"Estefanía Gutiérrez, telephone!" someone shouts at the other end of the line. With background noises featuring that of children playing, one would not immediately guess that this is the sound of life in a prison. But Palmasola Prison, located in the Amazonian city of Santa Cruz de la Sierra in Bolivia, is reputed to be one of the most conflictive in Latin America.
Estefanía, a native of Valladolid, is one of the 2,443 Spaniards currently incarcerated in foreign countries all over the world. Of this number, 83 percent were detained in connection with drug trafficking.
In the last four years, the number of Spaniards held abroad has risen by 33 percent. Many were trying to solve their economic hardships illegally, most choosing the same route: drugs.
Estefanía is 23 years old and is already familiar with taking risks away from her home country. She was working as a waitress in Bolivia when she became acquainted with mafiosos who offered her 8,000 euros to smuggle six kilos of cocaine to Spain. The task was not as easy as they led her to believe, and she has been locked up since last December.
"They told me it would be very simple, that they would buy off a policeman at the airport and I would have no problems. It was a lot of money, and very easy," she explains at the other end of the phone. It's a classic story, one that has landed 2,009 Spaniards in prisons all over the world.
Of the 1,300 Spaniards jailed in Latin America, 1,196 (or 95 percent) are in prison for drug-related crimes.

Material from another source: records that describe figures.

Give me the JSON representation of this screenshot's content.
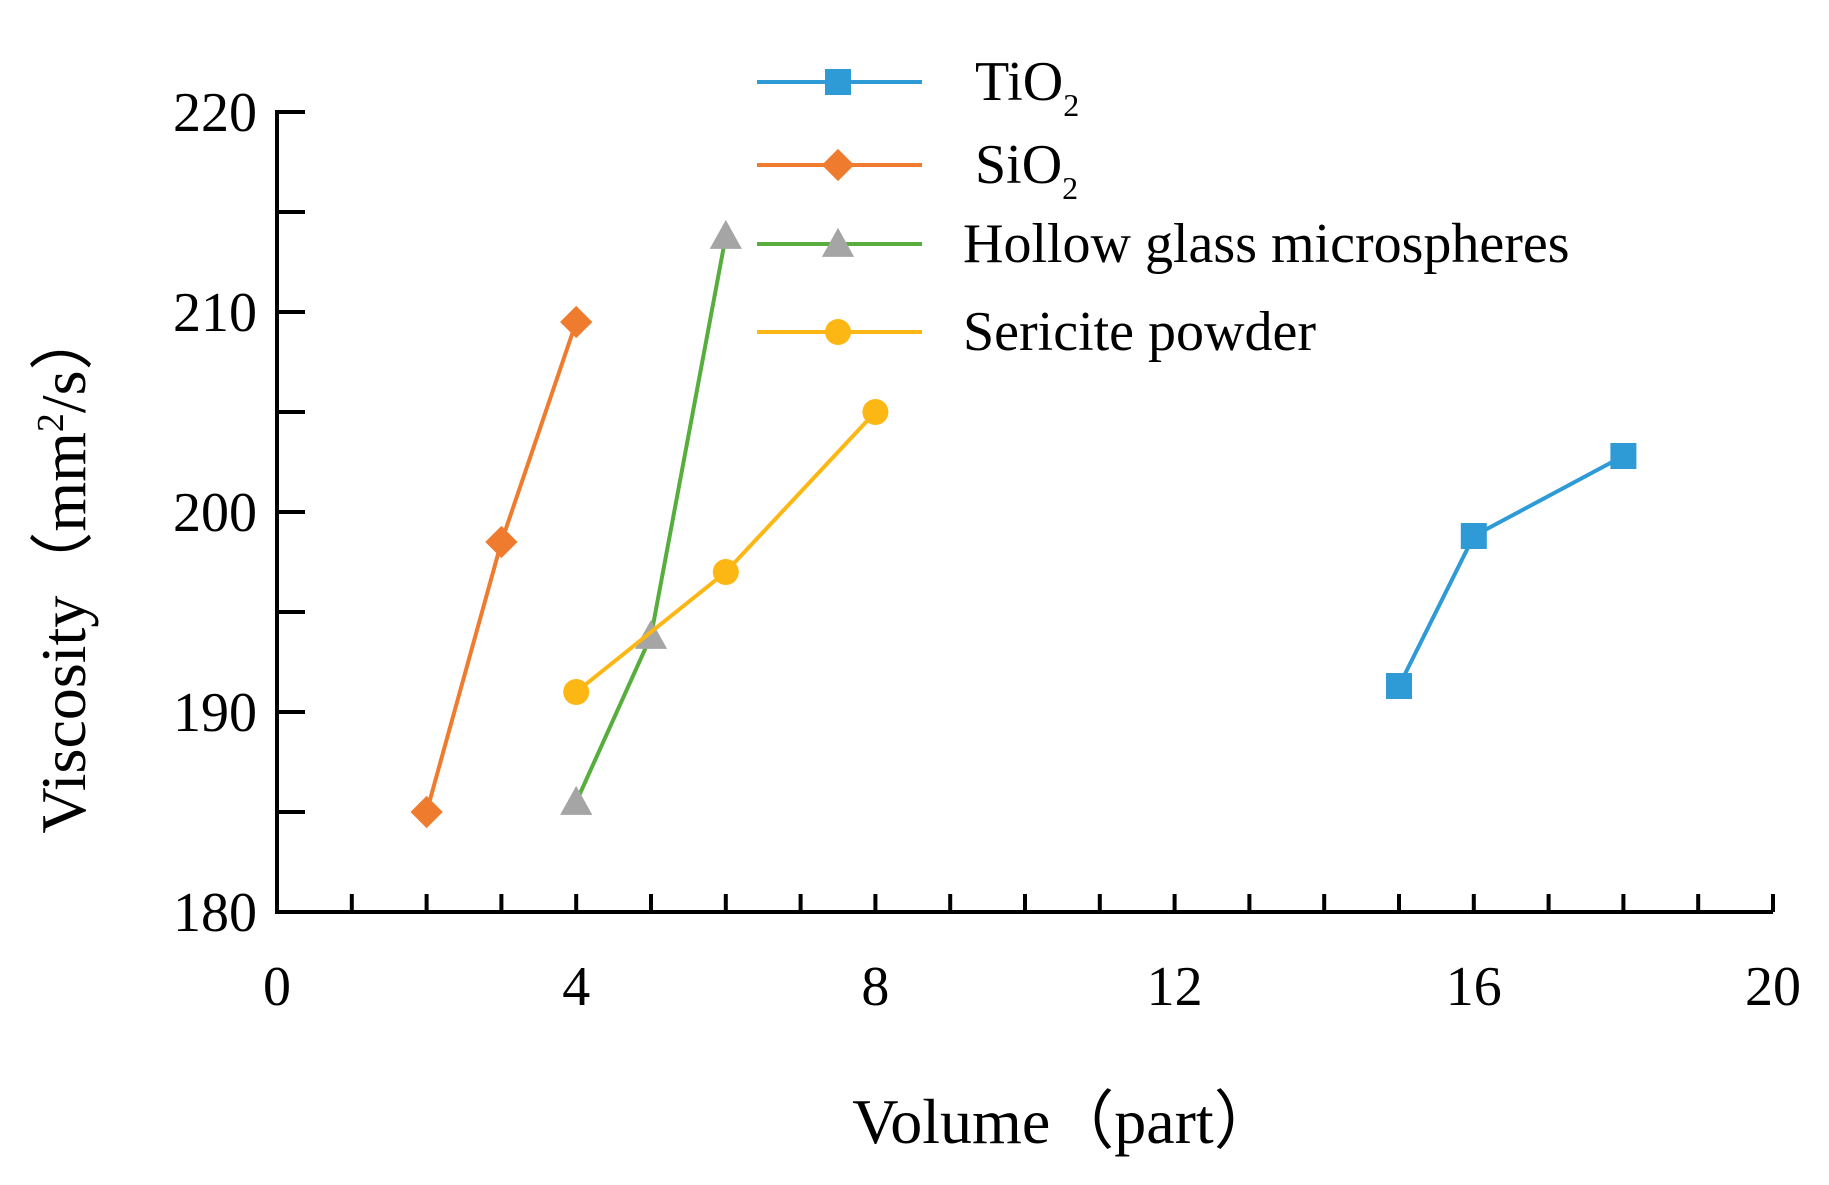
{
  "chart_data": {
    "type": "line",
    "title": "",
    "xlabel": "Volume（part）",
    "ylabel_main": "Viscosity（mm",
    "ylabel_sup": "2",
    "ylabel_end": "/s）",
    "xlim": [
      0,
      20
    ],
    "ylim": [
      180,
      220
    ],
    "xticks": [
      0,
      4,
      8,
      12,
      16,
      20
    ],
    "yticks": [
      180,
      190,
      200,
      210,
      220
    ],
    "x_minor_step": 1,
    "y_minor_step": 5,
    "grid": false,
    "legend_position": "top",
    "series": [
      {
        "name": "TiO2",
        "label_main": "TiO",
        "label_sub": "2",
        "color": "#2E9AD6",
        "marker": "square",
        "x": [
          15,
          16,
          18
        ],
        "y": [
          191.3,
          198.8,
          202.8
        ]
      },
      {
        "name": "SiO2",
        "label_main": "SiO",
        "label_sub": "2",
        "color": "#EF7B2F",
        "marker": "diamond",
        "x": [
          2,
          3,
          4
        ],
        "y": [
          185,
          198.5,
          209.5
        ]
      },
      {
        "name": "Hollow glass microspheres",
        "label_main": "Hollow glass microspheres",
        "label_sub": "",
        "color": "#57AE3D",
        "marker_color": "#A5A5A5",
        "marker": "triangle",
        "x": [
          4,
          5,
          6
        ],
        "y": [
          185.5,
          193.8,
          213.8
        ]
      },
      {
        "name": "Sericite powder",
        "label_main": "Sericite powder",
        "label_sub": "",
        "color": "#FDB714",
        "marker": "circle",
        "x": [
          4,
          6,
          8
        ],
        "y": [
          191,
          197,
          205
        ]
      }
    ]
  }
}
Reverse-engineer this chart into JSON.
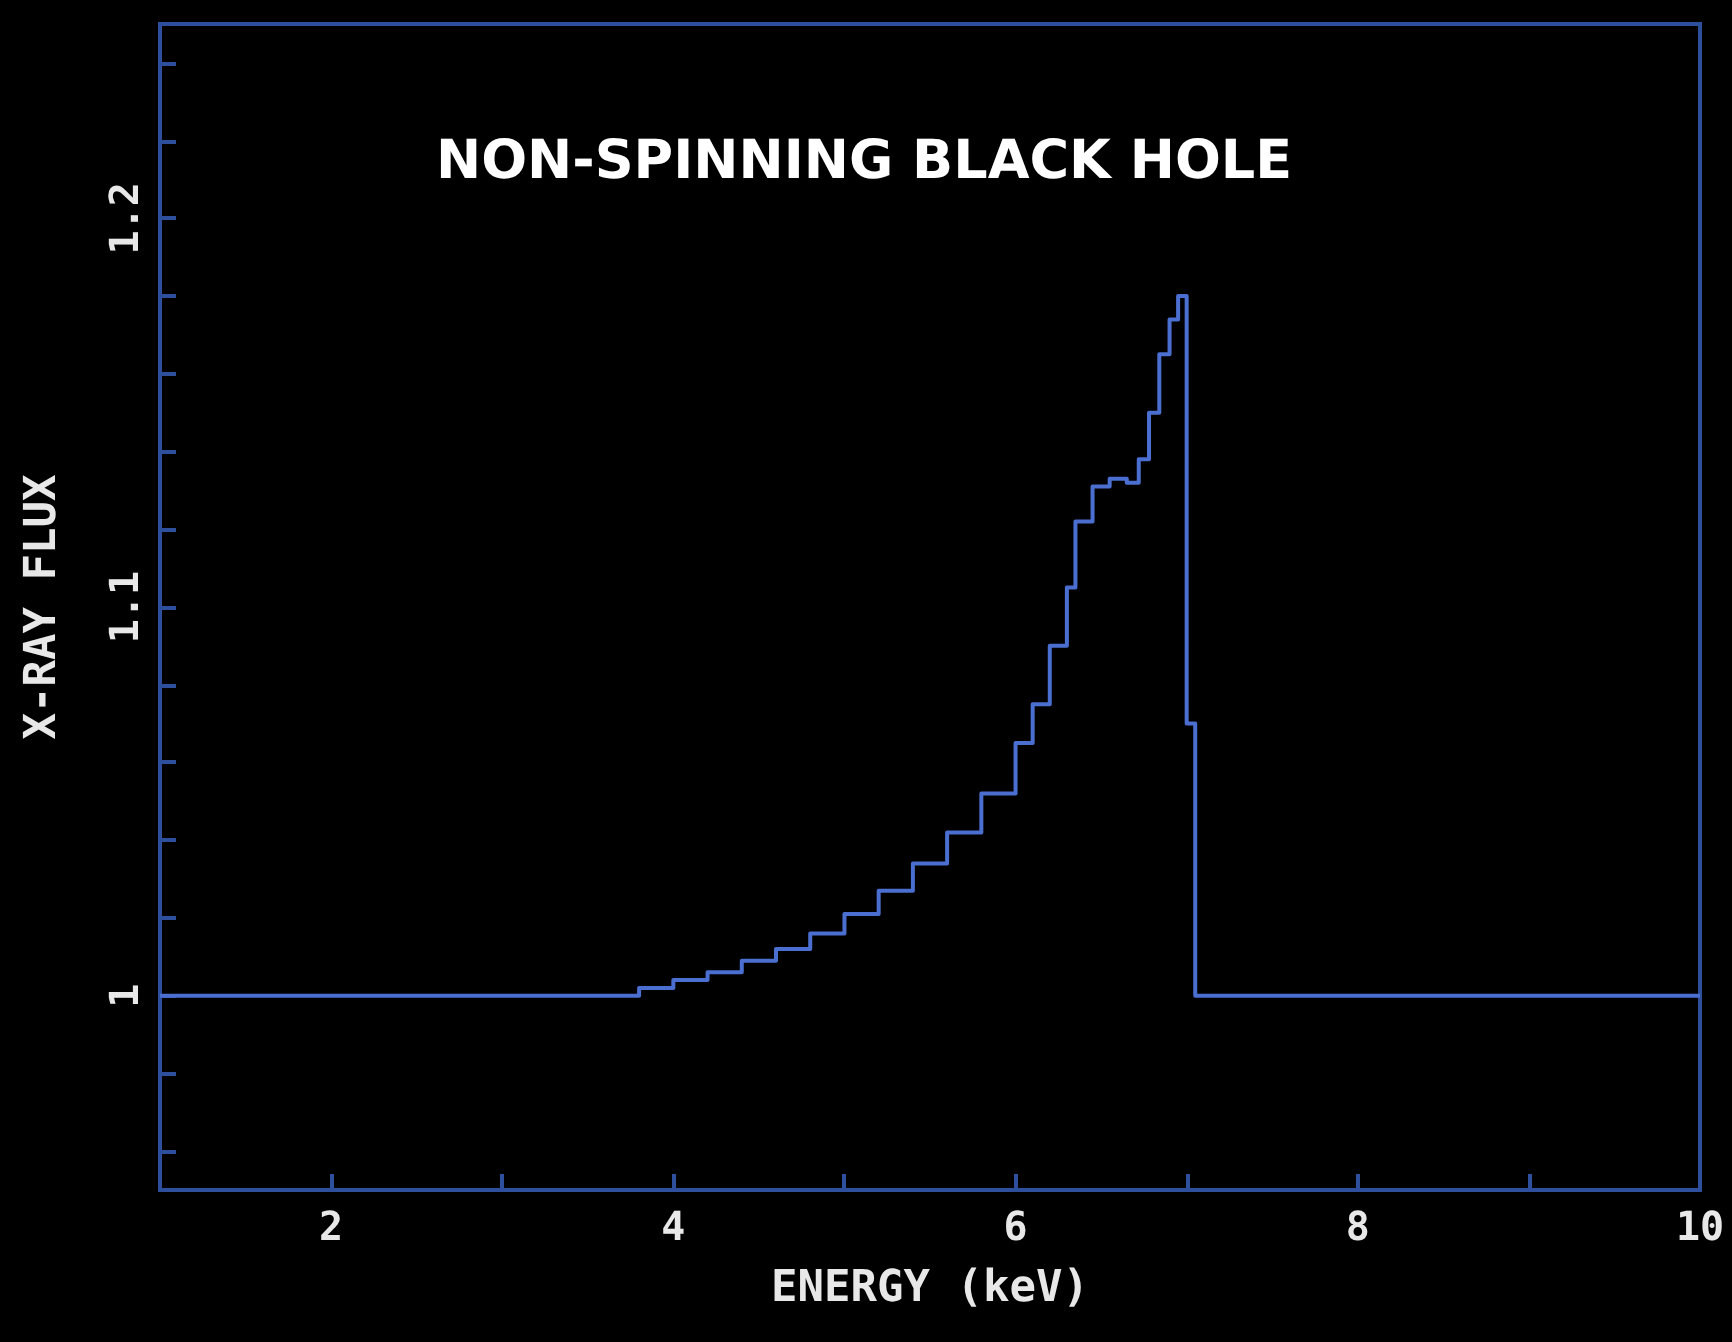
{
  "chart_data": {
    "type": "step",
    "title": "NON-SPINNING BLACK HOLE",
    "xlabel": "ENERGY (keV)",
    "ylabel": "X-RAY FLUX",
    "x": [
      1,
      3.8,
      4.0,
      4.2,
      4.4,
      4.6,
      4.8,
      5.0,
      5.2,
      5.4,
      5.6,
      5.8,
      6.0,
      6.1,
      6.2,
      6.3,
      6.35,
      6.45,
      6.55,
      6.65,
      6.72,
      6.78,
      6.84,
      6.9,
      6.95,
      7.0,
      7.05,
      10
    ],
    "series": [
      {
        "color": "#4a6fd0",
        "values": [
          1,
          1.002,
          1.004,
          1.006,
          1.009,
          1.012,
          1.016,
          1.021,
          1.027,
          1.034,
          1.042,
          1.052,
          1.065,
          1.075,
          1.09,
          1.105,
          1.122,
          1.131,
          1.133,
          1.132,
          1.138,
          1.15,
          1.165,
          1.174,
          1.18,
          1.07,
          1.0,
          1.0
        ]
      }
    ],
    "xlim": [
      1,
      10
    ],
    "xticks": [
      2,
      {
        "value": 3,
        "label": null
      },
      4,
      {
        "value": 5,
        "label": null
      },
      6,
      {
        "value": 7,
        "label": null
      },
      8,
      {
        "value": 9,
        "label": null
      },
      10
    ],
    "ylim": [
      0.95,
      1.25
    ],
    "yticks": [
      {
        "value": 0.96,
        "label": null
      },
      {
        "value": 0.98,
        "label": null
      },
      1,
      {
        "value": 1.02,
        "label": null
      },
      {
        "value": 1.04,
        "label": null
      },
      {
        "value": 1.06,
        "label": null
      },
      {
        "value": 1.08,
        "label": null
      },
      1.1,
      {
        "value": 1.12,
        "label": null
      },
      {
        "value": 1.14,
        "label": null
      },
      {
        "value": 1.16,
        "label": null
      },
      {
        "value": 1.18,
        "label": null
      },
      1.2,
      {
        "value": 1.22,
        "label": null
      },
      {
        "value": 1.24,
        "label": null
      }
    ],
    "grid": false,
    "marker": "none",
    "line_style": "solid"
  }
}
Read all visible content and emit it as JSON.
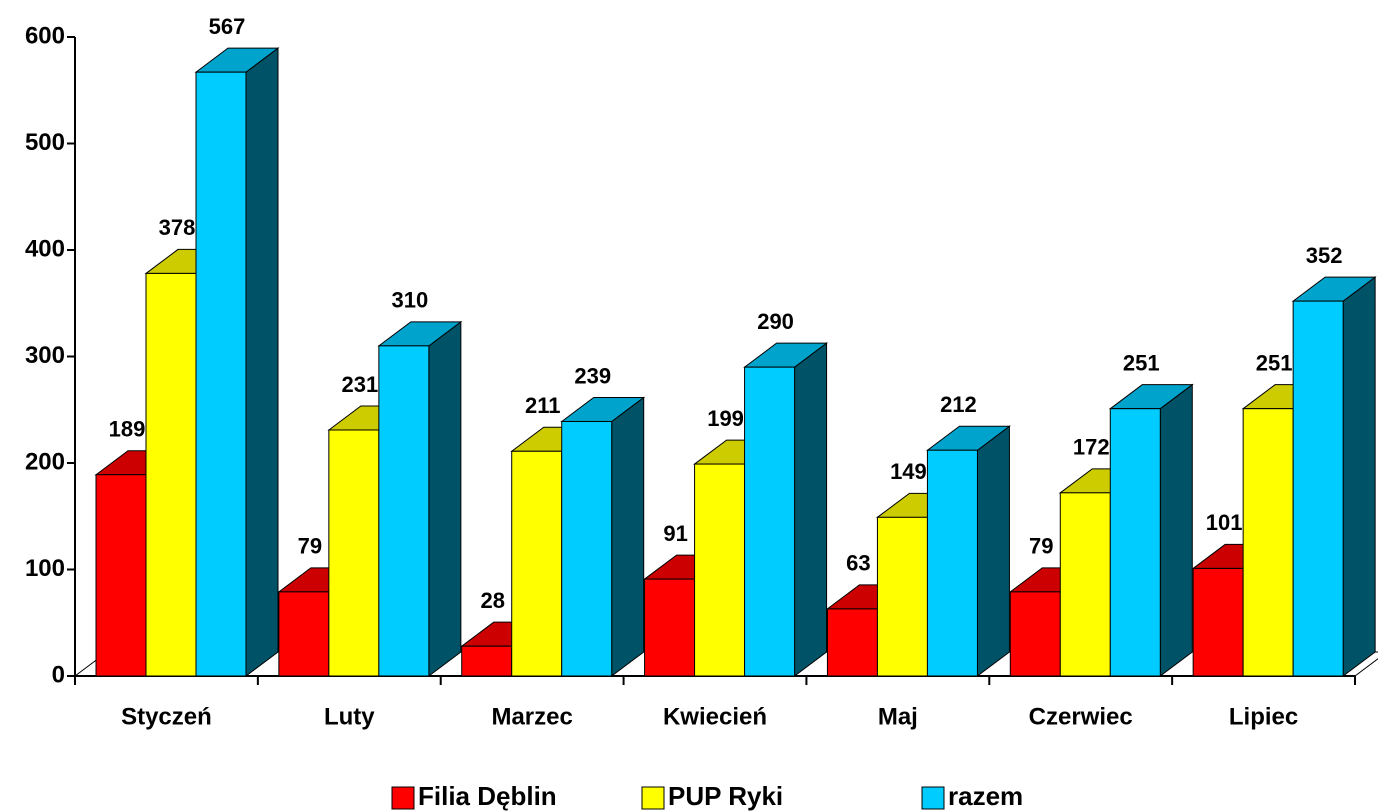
{
  "chart_data": {
    "type": "bar3d",
    "categories": [
      "Styczeń",
      "Luty",
      "Marzec",
      "Kwiecień",
      "Maj",
      "Czerwiec",
      "Lipiec"
    ],
    "series": [
      {
        "name": "Filia Dęblin",
        "color": "#ff0000",
        "values": [
          189,
          79,
          28,
          91,
          63,
          79,
          101
        ]
      },
      {
        "name": "PUP Ryki",
        "color": "#ffff00",
        "values": [
          378,
          231,
          211,
          199,
          149,
          172,
          251
        ]
      },
      {
        "name": "razem",
        "color": "#00ccff",
        "values": [
          567,
          310,
          239,
          290,
          212,
          251,
          352
        ]
      }
    ],
    "ylim": [
      0,
      600
    ],
    "yticks": [
      0,
      100,
      200,
      300,
      400,
      500,
      600
    ],
    "legend": "bottom"
  }
}
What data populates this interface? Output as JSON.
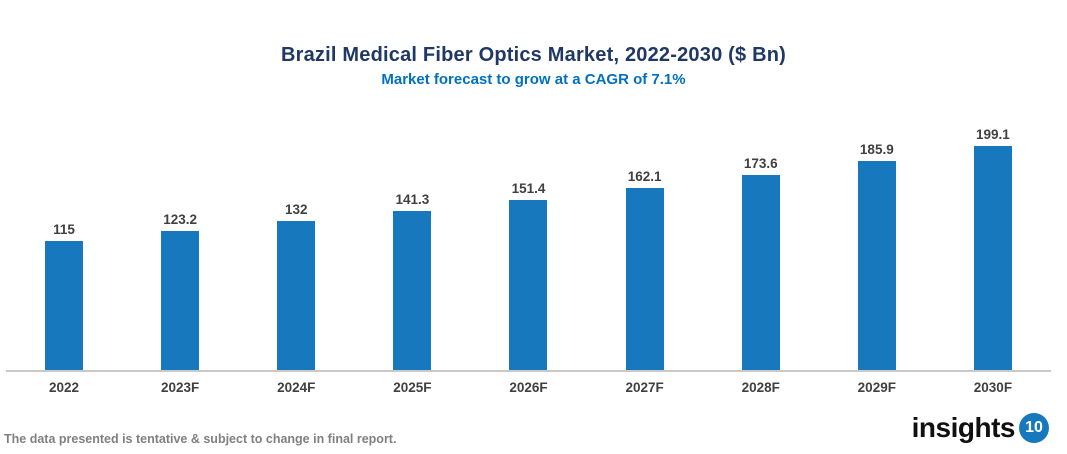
{
  "title": "Brazil Medical Fiber Optics Market, 2022-2030 ($ Bn)",
  "subtitle": "Market forecast to grow at a CAGR of 7.1%",
  "chart_data": {
    "type": "bar",
    "categories": [
      "2022",
      "2023F",
      "2024F",
      "2025F",
      "2026F",
      "2027F",
      "2028F",
      "2029F",
      "2030F"
    ],
    "values": [
      115,
      123.2,
      132,
      141.3,
      151.4,
      162.1,
      173.6,
      185.9,
      199.1
    ],
    "value_labels": [
      "115",
      "123.2",
      "132",
      "141.3",
      "151.4",
      "162.1",
      "173.6",
      "185.9",
      "199.1"
    ],
    "title": "Brazil Medical Fiber Optics Market, 2022-2030 ($ Bn)",
    "xlabel": "",
    "ylabel": "",
    "ylim": [
      0,
      220
    ],
    "grid": false,
    "legend": false,
    "bar_color": "#1878BE"
  },
  "footer": {
    "disclaimer": "The data presented is tentative & subject to change in final report."
  },
  "logo": {
    "text": "insights",
    "badge": "10"
  },
  "colors": {
    "bar": "#1878BE",
    "title": "#1F3864",
    "subtitle": "#0070C0",
    "label": "#404040",
    "axis": "#C9C9C9",
    "footer_text": "#808080",
    "logo_badge": "#1878BE"
  }
}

Most of the rest were convicted on charges of robbery, murder and fraud.
Together with the Foreign Ministry, the NGO Movement for Peace has spent 12 years campaigning for better awareness of sentencing in foreign countries to deter those tempted by an apparently easy buck.
Less funding for "eventualities"
Government budget cuts have also affected the amount designated to protect Spanish nationals abroad. The Spanish consular service has a fund to cover costs of any incidents travelers may have whilst abroad, but this has been cut in half from 4.1 million euros in 2011 to 2.3 million this year.
With the money, the state is able to provide financial aid for emergency evacuations or hospitalizations. Some of this money is also given to those in prisons, where conditions are usually worse than in Spain. Although the handout barely exceeds 150 euros, this kind of help is not usual in other countries.
"In many cases, and particularly in prisons outside of Europe, we're told that inmates have to pay for tiling on the floor, or a mattress," explains Ana Navalmoral of the Movement for Peace. The NGO points out that in the light of the cuts, these prisoners will be the most affected - the state's priority is for incidents related to travel, which leaves those detained in second place.
"People usually don't know this, but in some countries just consuming drugs may lead to the death penalty," explains Jesús Díaz, a spokesman for the ministry. In Bolivia, where 80 Spaniards are currently being held, legislation is very severe: a sentence of 10 to 20 years for drug dealing, and eight to 12 for trafficking.
Eight months have passed since Estefanía was arrested, and neither she nor her family know when the trial will take place. "I've been told that I could be jailed for up to eight years," she says, resigned. "Now I know that 8,000 euros is very little money for the situation I'm now in."
She has had to go through most of the ordeal alone. "Before, a friend would visit me, but it's been a while since I last saw him."
Workers at the Spanish Embassy in Bolivia also visited a couple of times. "The first time, they left me some money, as you need it to get anything done here. They told me they couldn't give me any more due to the crisis."
Movement for Peace tries to get help for those in prison from the consulate. "They need contact from the outside world, so we send them news and try to arrange some sort of contact with their families," explains María José Moreno, a member of the organization. "If they need medicine, we try to send them some, and demand additional attention from consulate workers."
As Gutiérrez has not yet been sentenced, she cannot request a transfer to a Spanish prison. She knows and accepts this, but is still hopeful - Bolivia is one of the 30 countries Spain has an extradition agreement with.